Diverse Data Brings Cross-task Transfer Ability
Experiments show that training with ADP datasets mixed from multiple domains performs better than using a single dataset from a specific domain.
| Benchmark | Intelligent Agent Framework | Training with Only Domain-specific Data | Training with Mixed ADP Data |
|---|---|---|---|
| SWE-Bench | SWE-Agent | 1.0% | 10.4% |
| SWE-Bench | OpenHands | 11.0% | 13.2% |
| WebArena | AgentLab | 16.0% | 18.7% |
| AgentBench | OpenHands | 21.5% | 24.5% |
| GAIA | AgentLab | 0.6% | 2.5% |
For example, on the SWE-Bench task, the model trained with mixed ADP data achieved 10.4% accuracy, far higher than the 1.0% achieved by training only on the SWE-smith dataset. This shows that data diversity promotes the model’s cross-task generalization ability.

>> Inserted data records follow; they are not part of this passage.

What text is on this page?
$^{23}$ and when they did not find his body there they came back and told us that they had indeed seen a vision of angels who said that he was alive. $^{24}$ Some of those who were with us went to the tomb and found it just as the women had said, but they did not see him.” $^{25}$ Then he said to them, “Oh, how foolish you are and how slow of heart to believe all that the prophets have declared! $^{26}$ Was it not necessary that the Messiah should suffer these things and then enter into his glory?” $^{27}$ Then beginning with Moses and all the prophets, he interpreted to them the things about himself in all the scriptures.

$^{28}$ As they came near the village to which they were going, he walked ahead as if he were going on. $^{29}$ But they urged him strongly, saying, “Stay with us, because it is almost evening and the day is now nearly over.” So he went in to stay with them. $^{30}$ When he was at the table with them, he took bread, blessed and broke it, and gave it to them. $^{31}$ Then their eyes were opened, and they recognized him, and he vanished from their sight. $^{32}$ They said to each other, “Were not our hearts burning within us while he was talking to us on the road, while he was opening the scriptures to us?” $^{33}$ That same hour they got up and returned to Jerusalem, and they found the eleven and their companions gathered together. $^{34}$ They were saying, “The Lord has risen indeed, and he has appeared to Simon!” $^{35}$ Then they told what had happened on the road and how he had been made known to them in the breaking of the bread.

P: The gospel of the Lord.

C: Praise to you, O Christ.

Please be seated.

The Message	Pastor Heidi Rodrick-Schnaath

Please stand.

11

ADP Simplifies Adaptation to New Intelligent Agent Frameworks
ADP reduces the engineering effort for data adaptation from \(O(D×A)\) to \(O(D+A)\). This article quantifies the improvement using lines of code (LOC):
- Raw→ADP: Converting 13 datasets into the ADP format requires about 4,892 lines of code in total.

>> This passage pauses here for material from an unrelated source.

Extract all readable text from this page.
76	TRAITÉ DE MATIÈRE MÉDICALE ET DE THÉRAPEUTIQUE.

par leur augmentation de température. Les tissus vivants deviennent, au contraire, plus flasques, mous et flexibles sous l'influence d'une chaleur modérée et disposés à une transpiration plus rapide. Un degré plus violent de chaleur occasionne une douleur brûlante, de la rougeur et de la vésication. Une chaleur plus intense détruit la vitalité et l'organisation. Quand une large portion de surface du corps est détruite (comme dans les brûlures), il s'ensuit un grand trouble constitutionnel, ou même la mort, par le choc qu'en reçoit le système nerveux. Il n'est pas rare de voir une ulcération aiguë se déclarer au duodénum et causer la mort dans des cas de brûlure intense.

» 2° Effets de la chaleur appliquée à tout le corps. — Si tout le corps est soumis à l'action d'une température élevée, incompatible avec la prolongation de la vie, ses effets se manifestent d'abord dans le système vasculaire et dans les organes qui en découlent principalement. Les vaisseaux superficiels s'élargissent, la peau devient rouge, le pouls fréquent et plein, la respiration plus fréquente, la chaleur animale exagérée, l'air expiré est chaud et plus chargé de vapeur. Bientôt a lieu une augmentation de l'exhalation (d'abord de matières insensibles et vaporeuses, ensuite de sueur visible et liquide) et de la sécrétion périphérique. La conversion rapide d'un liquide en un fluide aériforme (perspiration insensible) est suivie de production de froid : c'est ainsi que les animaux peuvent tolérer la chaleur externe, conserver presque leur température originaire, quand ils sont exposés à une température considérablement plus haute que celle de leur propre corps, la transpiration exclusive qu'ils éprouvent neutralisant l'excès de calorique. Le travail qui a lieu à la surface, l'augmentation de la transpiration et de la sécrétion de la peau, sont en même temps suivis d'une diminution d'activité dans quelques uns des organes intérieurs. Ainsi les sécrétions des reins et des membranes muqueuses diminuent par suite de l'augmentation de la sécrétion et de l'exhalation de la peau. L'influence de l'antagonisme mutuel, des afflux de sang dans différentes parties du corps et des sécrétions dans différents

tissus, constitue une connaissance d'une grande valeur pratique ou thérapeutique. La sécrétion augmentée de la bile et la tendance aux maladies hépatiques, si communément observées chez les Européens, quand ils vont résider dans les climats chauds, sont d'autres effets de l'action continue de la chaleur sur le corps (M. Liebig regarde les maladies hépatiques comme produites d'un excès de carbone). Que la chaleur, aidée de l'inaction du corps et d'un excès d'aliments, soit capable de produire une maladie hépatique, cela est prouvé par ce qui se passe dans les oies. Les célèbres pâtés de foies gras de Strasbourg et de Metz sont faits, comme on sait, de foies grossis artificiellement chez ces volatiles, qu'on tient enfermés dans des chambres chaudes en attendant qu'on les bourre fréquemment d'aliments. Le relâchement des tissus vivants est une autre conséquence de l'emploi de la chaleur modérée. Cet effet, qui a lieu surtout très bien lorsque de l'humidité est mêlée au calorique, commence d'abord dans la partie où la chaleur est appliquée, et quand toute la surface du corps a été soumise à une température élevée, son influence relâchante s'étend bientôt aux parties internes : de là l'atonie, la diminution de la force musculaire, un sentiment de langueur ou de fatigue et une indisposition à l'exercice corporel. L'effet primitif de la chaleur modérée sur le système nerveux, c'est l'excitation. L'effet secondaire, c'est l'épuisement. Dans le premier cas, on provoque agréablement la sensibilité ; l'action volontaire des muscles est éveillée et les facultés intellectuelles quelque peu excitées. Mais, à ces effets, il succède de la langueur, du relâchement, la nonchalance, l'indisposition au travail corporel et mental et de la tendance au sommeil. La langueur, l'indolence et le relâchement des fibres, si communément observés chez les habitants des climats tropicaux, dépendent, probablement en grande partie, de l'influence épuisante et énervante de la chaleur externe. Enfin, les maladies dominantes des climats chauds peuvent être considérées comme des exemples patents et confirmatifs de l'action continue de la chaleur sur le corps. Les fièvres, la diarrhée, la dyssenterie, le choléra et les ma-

- ADP→SFT: Converting ADP data into the formats of 3 different intelligent agent frameworks requires only about 77 lines of code per framework on average.
| Intelligent Agent Framework | Total LOC |
|---|---|
| OpenHands CodeActAgent | ~150 |
| SWE-Agent | ~50 |
| AgentLab | ~30 |
| Average | ~77 |
Without ADP, supporting 100 intelligent agent frameworks would require the community to invest about \(4892 * 100 = 489,200\) LOC in total. With ADP, the total effort is about \(4892 + 77 * 100 = 12,592\) LOC, reducing duplicate work by more than 97%. This greatly lowers the barrier for new intelligent agent frameworks to integrate into the existing data ecosystem.
Conclusion
By establishing a unified data “intermediate language,” ADP successfully integrates a fragmented intelligent agent data ecosystem into a scalable training pipeline. Experiments show that this approach not only significantly improves model performance across multiple domains such as coding, browsing, and tool use, but also enhances generalization by promoting data diversity, while substantially reducing community development and maintenance costs.
Future work includes extending ADP to multimodal data, unifying evaluation and environment setup, and continuing open-source collaboration to catalyze the next wave of development in intelligent agent training.